Years ago, when Mary asked for the carpet, Sam put up only a token resistance. Mary pinned him with those hypnotic cocoa-colored orbs, with that gaze that demands seriousness and understanding even when she sounds silly, and said, "I need to work barefoot, baby. I think… I know that I want to be out there." Her eyes flicked to the huge picture window that sits opposite her desk, overlooking an ordinary front yard and neighborhood scene. Mary was not referring to what is right outside the window, though, so her gaze didn't linger long. Mary harbors a wild heart, on which she keeps close tabs, but which she also indulges in many small ways. Her eyes were back on his face, searching. "Barefoot on hardwood—ugh," she said, her freckled nose lifting in distaste. "But shag, especially in the morning when it's still cool, I squish it between my toes and it almost feels like grass!" Fairies danced in Mary’s eyes. Her nose wrinkled, this time tickled by her own daydream, that wondrous imagination of hers. "And rose, well, you know why I love that color," she murmured with her eyes on the floor. In the end, he caved. He would take a sharp stick in the eye, if it would make her happy, and rose-colored shag is pretty close to just that.

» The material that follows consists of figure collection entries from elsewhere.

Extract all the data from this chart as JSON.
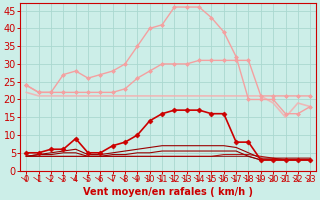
{
  "xlabel": "Vent moyen/en rafales ( km/h )",
  "background_color": "#cceee8",
  "grid_color": "#aad8d0",
  "xlim": [
    -0.5,
    23.5
  ],
  "ylim": [
    0,
    47
  ],
  "yticks": [
    0,
    5,
    10,
    15,
    20,
    25,
    30,
    35,
    40,
    45
  ],
  "xticks": [
    0,
    1,
    2,
    3,
    4,
    5,
    6,
    7,
    8,
    9,
    10,
    11,
    12,
    13,
    14,
    15,
    16,
    17,
    18,
    19,
    20,
    21,
    22,
    23
  ],
  "series": [
    {
      "x": [
        0,
        1,
        2,
        3,
        4,
        5,
        6,
        7,
        8,
        9,
        10,
        11,
        12,
        13,
        14,
        15,
        16,
        17,
        18,
        19,
        20,
        21,
        22,
        23
      ],
      "y": [
        24,
        22,
        22,
        27,
        28,
        26,
        27,
        28,
        30,
        35,
        40,
        41,
        46,
        46,
        46,
        43,
        39,
        32,
        20,
        20,
        20,
        16,
        16,
        18
      ],
      "color": "#f4a0a0",
      "linewidth": 1.0,
      "marker": "D",
      "markersize": 2.0,
      "alpha": 1.0
    },
    {
      "x": [
        0,
        1,
        2,
        3,
        4,
        5,
        6,
        7,
        8,
        9,
        10,
        11,
        12,
        13,
        14,
        15,
        16,
        17,
        18,
        19,
        20,
        21,
        22,
        23
      ],
      "y": [
        24,
        22,
        22,
        22,
        22,
        22,
        22,
        22,
        23,
        26,
        28,
        30,
        30,
        30,
        31,
        31,
        31,
        31,
        31,
        21,
        21,
        21,
        21,
        21
      ],
      "color": "#f4a0a0",
      "linewidth": 1.0,
      "marker": "D",
      "markersize": 2.0,
      "alpha": 1.0
    },
    {
      "x": [
        0,
        1,
        2,
        3,
        4,
        5,
        6,
        7,
        8,
        9,
        10,
        11,
        12,
        13,
        14,
        15,
        16,
        17,
        18,
        19,
        20,
        21,
        22,
        23
      ],
      "y": [
        22,
        21,
        21,
        21,
        21,
        21,
        21,
        21,
        21,
        21,
        21,
        21,
        21,
        21,
        21,
        21,
        21,
        21,
        21,
        21,
        19,
        15,
        19,
        18
      ],
      "color": "#f4b0b0",
      "linewidth": 1.2,
      "marker": null,
      "markersize": 0,
      "alpha": 0.85
    },
    {
      "x": [
        0,
        1,
        2,
        3,
        4,
        5,
        6,
        7,
        8,
        9,
        10,
        11,
        12,
        13,
        14,
        15,
        16,
        17,
        18,
        19,
        20,
        21,
        22,
        23
      ],
      "y": [
        5,
        5,
        6,
        6,
        9,
        5,
        5,
        7,
        8,
        10,
        14,
        16,
        17,
        17,
        17,
        16,
        16,
        8,
        8,
        3,
        3,
        3,
        3,
        3
      ],
      "color": "#cc0000",
      "linewidth": 1.2,
      "marker": "D",
      "markersize": 2.5,
      "alpha": 1.0
    },
    {
      "x": [
        0,
        1,
        2,
        3,
        4,
        5,
        6,
        7,
        8,
        9,
        10,
        11,
        12,
        13,
        14,
        15,
        16,
        17,
        18,
        19,
        20,
        21,
        22,
        23
      ],
      "y": [
        4,
        4.5,
        4.5,
        5,
        5,
        4,
        4,
        4.5,
        4.5,
        5,
        5,
        5.5,
        5.5,
        5.5,
        5.5,
        5.5,
        5.5,
        5.5,
        4,
        3,
        3,
        3,
        3,
        3
      ],
      "color": "#990000",
      "linewidth": 0.8,
      "marker": null,
      "markersize": 0,
      "alpha": 1.0
    },
    {
      "x": [
        0,
        1,
        2,
        3,
        4,
        5,
        6,
        7,
        8,
        9,
        10,
        11,
        12,
        13,
        14,
        15,
        16,
        17,
        18,
        19,
        20,
        21,
        22,
        23
      ],
      "y": [
        4,
        4.5,
        5,
        5.5,
        6,
        4.5,
        4.5,
        5,
        5.5,
        6,
        6.5,
        7,
        7,
        7,
        7,
        7,
        7,
        6.5,
        5,
        3.5,
        3.5,
        3.5,
        3.5,
        3.5
      ],
      "color": "#990000",
      "linewidth": 0.8,
      "marker": null,
      "markersize": 0,
      "alpha": 1.0
    },
    {
      "x": [
        0,
        1,
        2,
        3,
        4,
        5,
        6,
        7,
        8,
        9,
        10,
        11,
        12,
        13,
        14,
        15,
        16,
        17,
        18,
        19,
        20,
        21,
        22,
        23
      ],
      "y": [
        4,
        4,
        4,
        4,
        4,
        4,
        4,
        4,
        4,
        4,
        4,
        4,
        4,
        4,
        4,
        4,
        4,
        4,
        4,
        3,
        3,
        3,
        3,
        3
      ],
      "color": "#880000",
      "linewidth": 0.7,
      "marker": null,
      "markersize": 0,
      "alpha": 0.9
    },
    {
      "x": [
        0,
        1,
        2,
        3,
        4,
        5,
        6,
        7,
        8,
        9,
        10,
        11,
        12,
        13,
        14,
        15,
        16,
        17,
        18,
        19,
        20,
        21,
        22,
        23
      ],
      "y": [
        4,
        4,
        4,
        4,
        4,
        4,
        4,
        4,
        4,
        4,
        4,
        4,
        4,
        4,
        4,
        4,
        4.5,
        4.5,
        4.5,
        4,
        3.5,
        3,
        3,
        3
      ],
      "color": "#aa0000",
      "linewidth": 0.8,
      "marker": null,
      "markersize": 0,
      "alpha": 0.9
    }
  ],
  "arrow_color": "#cc0000",
  "xlabel_color": "#cc0000",
  "xlabel_fontsize": 7,
  "tick_color": "#cc0000",
  "tick_fontsize": 6,
  "ytick_fontsize": 7
}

And anyway, disgusting pink carpet has its rewards. Mary loves pink of all shades but falls hard for rose. She had once confessed to Sam that she finds it a provocative, sensual color. He is certain this is why Mary, a deeply private person, sometimes wants to go heels in the house’s most public room, with its huge, unimpeded picture window. Pink shag, giant mauve sectional—this combination is like champagne and chocolate to Mary. Sam is simply a most willing and ecstatic passenger on those, her wildest rides.

He sits on the couch, catching a whiff of her smoky perfume in the air puffing from the cushions. Everywhere he turns, Mary waits like some unpleasant, impossible ghost to mug him. He gazes for a moment at the untidy piles of folders and bits of paper littering the surface of her scarred, ironwood writing desk. Methodical madness, Mary calls it. Sam calls it a mess. In the beginning of their relationship, he once made the grave mistake of trying to straighten her desk— folders in one pile, papers in another, bits and slips in a cute little basket painted to look like a Dobie, in honor of Jay. Cleaning her desk made perfect sense to him, but when Mary saw it, she hit the roof. Her tirade was so prolonged and unreasonable that, in the end, Sam barely kept from laughing. He got the gist, though. Keep his bloody meat hooks off her mess. It was hard at first, denying his urge to bring order to her little pink universe. Maintaining spatial optimization, Sam called it. Mary called it obsessive-compulsive and promised to have his hands if he didn't keep them to himself.